Gemma-SEA-LION-v4-4B-VL: A Vision-Language Model for Southeast Asia
Gemma-SEA-LION-v4-4B-VL is a 4.3 billion parameter Vision-Language Model (VLM) developed by AI Singapore, based on the gemma-3-4b-it architecture. It has been rigorously post-trained on approximately 6.7 million instruction-text pairs to achieve strong domain adaptation for the Southeast Asian (SEA) region. This extensive training instills multilingual and multicultural fluency across key SEA languages such as Indonesian, Vietnamese, Thai, Filipino, Tamil, Burmese, and Malay.
Key Capabilities
- Multilingual Fluency: Enhanced understanding and generation in various Southeast Asian languages.

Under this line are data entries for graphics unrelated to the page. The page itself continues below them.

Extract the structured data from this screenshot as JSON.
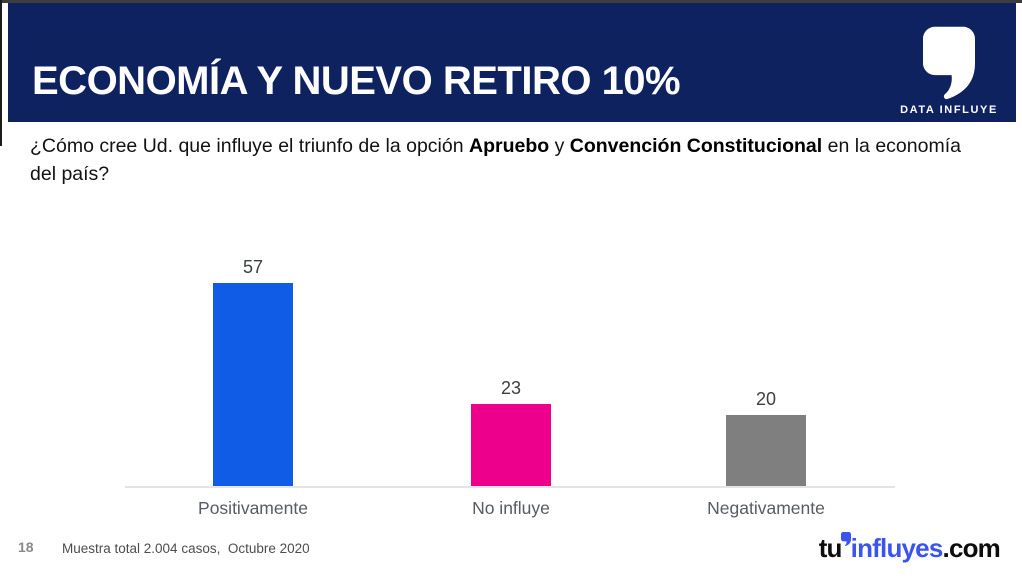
{
  "slide": {
    "title": "ECONOMÍA Y NUEVO RETIRO 10%",
    "brand": {
      "logo_label": "DATA INFLUYE"
    },
    "question": {
      "prefix": "¿Cómo cree Ud. que influye el triunfo de la opción ",
      "bold1": "Apruebo",
      "mid": " y ",
      "bold2": "Convención Constitucional",
      "suffix": " en la economía del país?"
    },
    "footer": {
      "page_number": "18",
      "note": "Muestra total 2.004 casos,  Octubre 2020",
      "site_logo": {
        "part1": "tu",
        "part2": "influyes",
        "part3": ".com"
      }
    },
    "colors": {
      "header_bg": "#0e2260",
      "title_text": "#ffffff",
      "logo_blue": "#3a55ef",
      "axis_line": "#e4e4e4"
    }
  },
  "chart_data": {
    "type": "bar",
    "categories": [
      "Positivamente",
      "No influye",
      "Negativamente"
    ],
    "values": [
      57,
      23,
      20
    ],
    "bar_colors": [
      "#115ce6",
      "#ec008c",
      "#7f7f7f"
    ],
    "title": "",
    "xlabel": "",
    "ylabel": "",
    "ylim": [
      0,
      60
    ],
    "grid": false,
    "legend": false,
    "data_labels": true
  }
}
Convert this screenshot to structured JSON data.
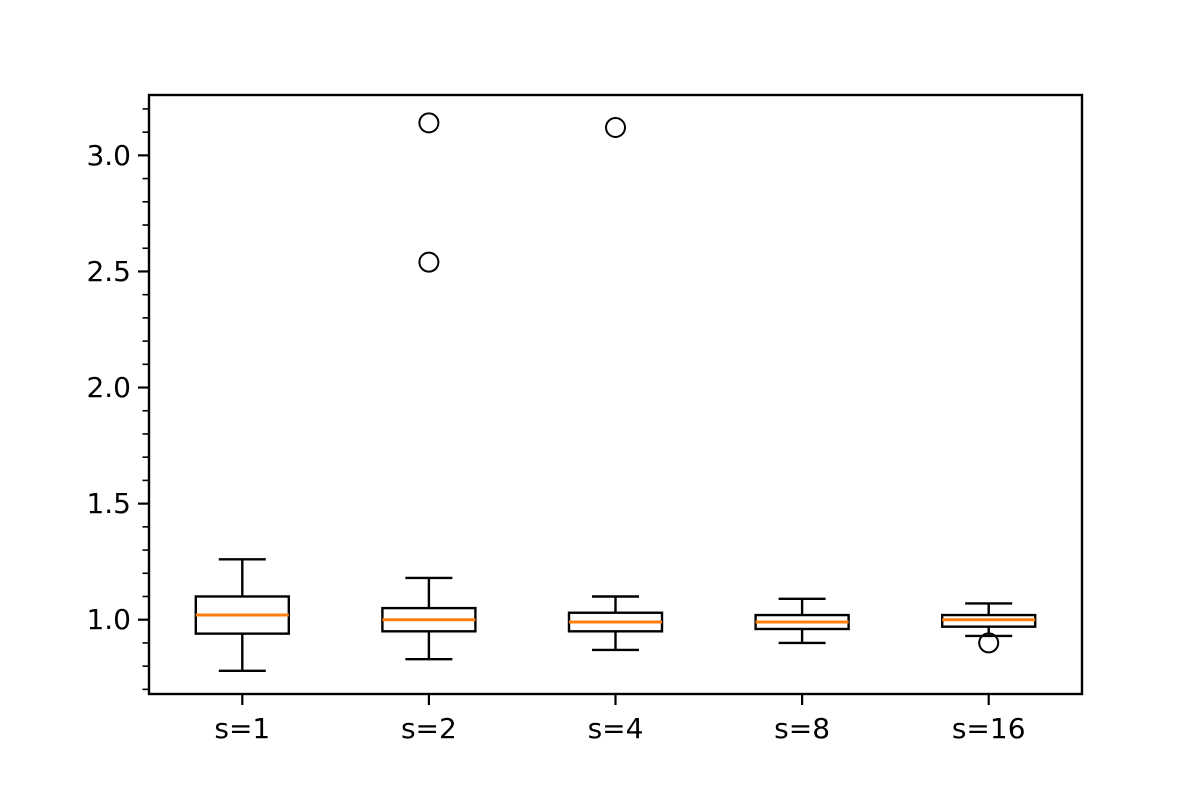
{
  "figure": {
    "title": "",
    "xlabel": "",
    "ylabel": "",
    "background": "#ffffff"
  },
  "chart_data": {
    "type": "boxplot",
    "title": "",
    "xlabel": "",
    "ylabel": "",
    "categories": [
      "s=1",
      "s=2",
      "s=4",
      "s=8",
      "s=16"
    ],
    "series": [
      {
        "label": "s=1",
        "whislo": 0.78,
        "q1": 0.94,
        "med": 1.02,
        "q3": 1.1,
        "whishi": 1.26,
        "fliers": []
      },
      {
        "label": "s=2",
        "whislo": 0.83,
        "q1": 0.95,
        "med": 1.0,
        "q3": 1.05,
        "whishi": 1.18,
        "fliers": [
          2.54,
          3.14
        ]
      },
      {
        "label": "s=4",
        "whislo": 0.87,
        "q1": 0.95,
        "med": 0.99,
        "q3": 1.03,
        "whishi": 1.1,
        "fliers": [
          3.12
        ]
      },
      {
        "label": "s=8",
        "whislo": 0.9,
        "q1": 0.96,
        "med": 0.99,
        "q3": 1.02,
        "whishi": 1.09,
        "fliers": []
      },
      {
        "label": "s=16",
        "whislo": 0.93,
        "q1": 0.97,
        "med": 1.0,
        "q3": 1.02,
        "whishi": 1.07,
        "fliers": [
          0.9
        ]
      }
    ],
    "yticks": [
      1.0,
      1.5,
      2.0,
      2.5,
      3.0
    ],
    "ytick_labels": [
      "1.0",
      "1.5",
      "2.0",
      "2.5",
      "3.0"
    ],
    "minor_tick_step": 0.1,
    "ylim": [
      0.68,
      3.26
    ],
    "xlim": [
      0.5,
      5.5
    ],
    "grid": false,
    "legend": null,
    "colors": {
      "median": "#ff7f0e",
      "box_edge": "#000000",
      "whisker": "#000000",
      "flier_edge": "#000000",
      "axis": "#000000",
      "tick_label": "#000000"
    }
  }
}
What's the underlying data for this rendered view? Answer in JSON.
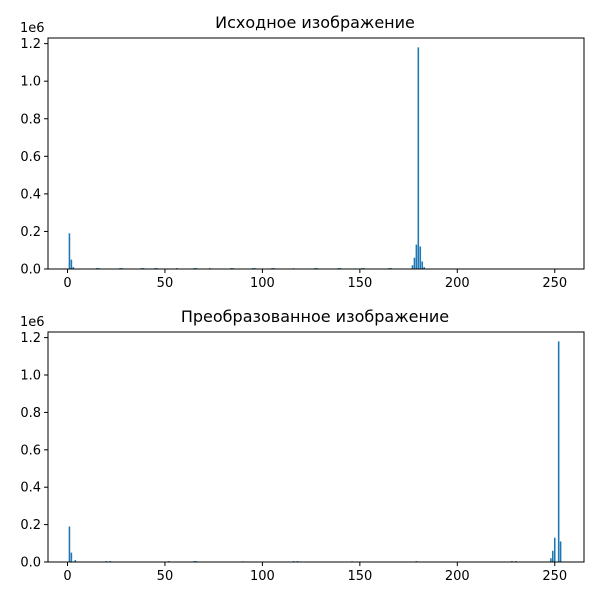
{
  "chart_data": [
    {
      "type": "bar",
      "title": "Исходное изображение",
      "xlabel": "",
      "ylabel": "",
      "xlim": [
        -10,
        265
      ],
      "ylim": [
        0,
        1.23
      ],
      "y_scale_label": "1e6",
      "x_ticks": [
        "0",
        "50",
        "100",
        "150",
        "200",
        "250"
      ],
      "y_ticks": [
        "0.0",
        "0.2",
        "0.4",
        "0.6",
        "0.8",
        "1.0",
        "1.2"
      ],
      "color": "#1f77b4",
      "bars": [
        {
          "x": 1,
          "y": 0.19
        },
        {
          "x": 2,
          "y": 0.05
        },
        {
          "x": 3,
          "y": 0.01
        },
        {
          "x": 15,
          "y": 0.005
        },
        {
          "x": 16,
          "y": 0.005
        },
        {
          "x": 27,
          "y": 0.005
        },
        {
          "x": 28,
          "y": 0.005
        },
        {
          "x": 38,
          "y": 0.005
        },
        {
          "x": 39,
          "y": 0.005
        },
        {
          "x": 45,
          "y": 0.005
        },
        {
          "x": 46,
          "y": 0.005
        },
        {
          "x": 56,
          "y": 0.005
        },
        {
          "x": 65,
          "y": 0.005
        },
        {
          "x": 66,
          "y": 0.005
        },
        {
          "x": 73,
          "y": 0.005
        },
        {
          "x": 84,
          "y": 0.005
        },
        {
          "x": 85,
          "y": 0.005
        },
        {
          "x": 95,
          "y": 0.005
        },
        {
          "x": 96,
          "y": 0.005
        },
        {
          "x": 105,
          "y": 0.005
        },
        {
          "x": 106,
          "y": 0.005
        },
        {
          "x": 116,
          "y": 0.004
        },
        {
          "x": 127,
          "y": 0.005
        },
        {
          "x": 128,
          "y": 0.005
        },
        {
          "x": 139,
          "y": 0.005
        },
        {
          "x": 140,
          "y": 0.005
        },
        {
          "x": 151,
          "y": 0.005
        },
        {
          "x": 152,
          "y": 0.005
        },
        {
          "x": 165,
          "y": 0.005
        },
        {
          "x": 166,
          "y": 0.005
        },
        {
          "x": 177,
          "y": 0.02
        },
        {
          "x": 178,
          "y": 0.06
        },
        {
          "x": 179,
          "y": 0.13
        },
        {
          "x": 180,
          "y": 1.18
        },
        {
          "x": 181,
          "y": 0.12
        },
        {
          "x": 182,
          "y": 0.04
        },
        {
          "x": 183,
          "y": 0.01
        }
      ]
    },
    {
      "type": "bar",
      "title": "Преобразованное изображение",
      "xlabel": "",
      "ylabel": "",
      "xlim": [
        -10,
        265
      ],
      "ylim": [
        0,
        1.23
      ],
      "y_scale_label": "1e6",
      "x_ticks": [
        "0",
        "50",
        "100",
        "150",
        "200",
        "250"
      ],
      "y_ticks": [
        "0.0",
        "0.2",
        "0.4",
        "0.6",
        "0.8",
        "1.0",
        "1.2"
      ],
      "color": "#1f77b4",
      "bars": [
        {
          "x": 1,
          "y": 0.19
        },
        {
          "x": 2,
          "y": 0.05
        },
        {
          "x": 4,
          "y": 0.01
        },
        {
          "x": 20,
          "y": 0.005
        },
        {
          "x": 22,
          "y": 0.005
        },
        {
          "x": 52,
          "y": 0.005
        },
        {
          "x": 65,
          "y": 0.005
        },
        {
          "x": 66,
          "y": 0.005
        },
        {
          "x": 90,
          "y": 0.004
        },
        {
          "x": 116,
          "y": 0.005
        },
        {
          "x": 118,
          "y": 0.005
        },
        {
          "x": 146,
          "y": 0.004
        },
        {
          "x": 179,
          "y": 0.005
        },
        {
          "x": 228,
          "y": 0.005
        },
        {
          "x": 230,
          "y": 0.005
        },
        {
          "x": 248,
          "y": 0.02
        },
        {
          "x": 249,
          "y": 0.06
        },
        {
          "x": 250,
          "y": 0.13
        },
        {
          "x": 252,
          "y": 1.18
        },
        {
          "x": 253,
          "y": 0.11
        }
      ]
    }
  ]
}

- Vision-Language Integration: Inherits image and text capabilities from the base Gemma model, with experimental visual parsing in Thai, Chinese, and English.
- Tool Calling: Includes function calling capabilities, enabling its use in tool-calling applications.
- Large Context Window: Features a 128K token context length, allowing for processing of extensive inputs.
When to Use This Model
This model is particularly well-suited for applications requiring:
- Multilingual interactions within the Southeast Asian linguistic context.
- Vision-language tasks that benefit from regional language understanding.
- Agentic workflows leveraging its tool-calling functionality.
Evaluations on SEA-HELM, SEA-IFEval, and SEA-MTBench demonstrate its performance in general language capabilities, instruction-following, and multi-turn chat, with specific benchmarks for tool calling and visual parsing also available.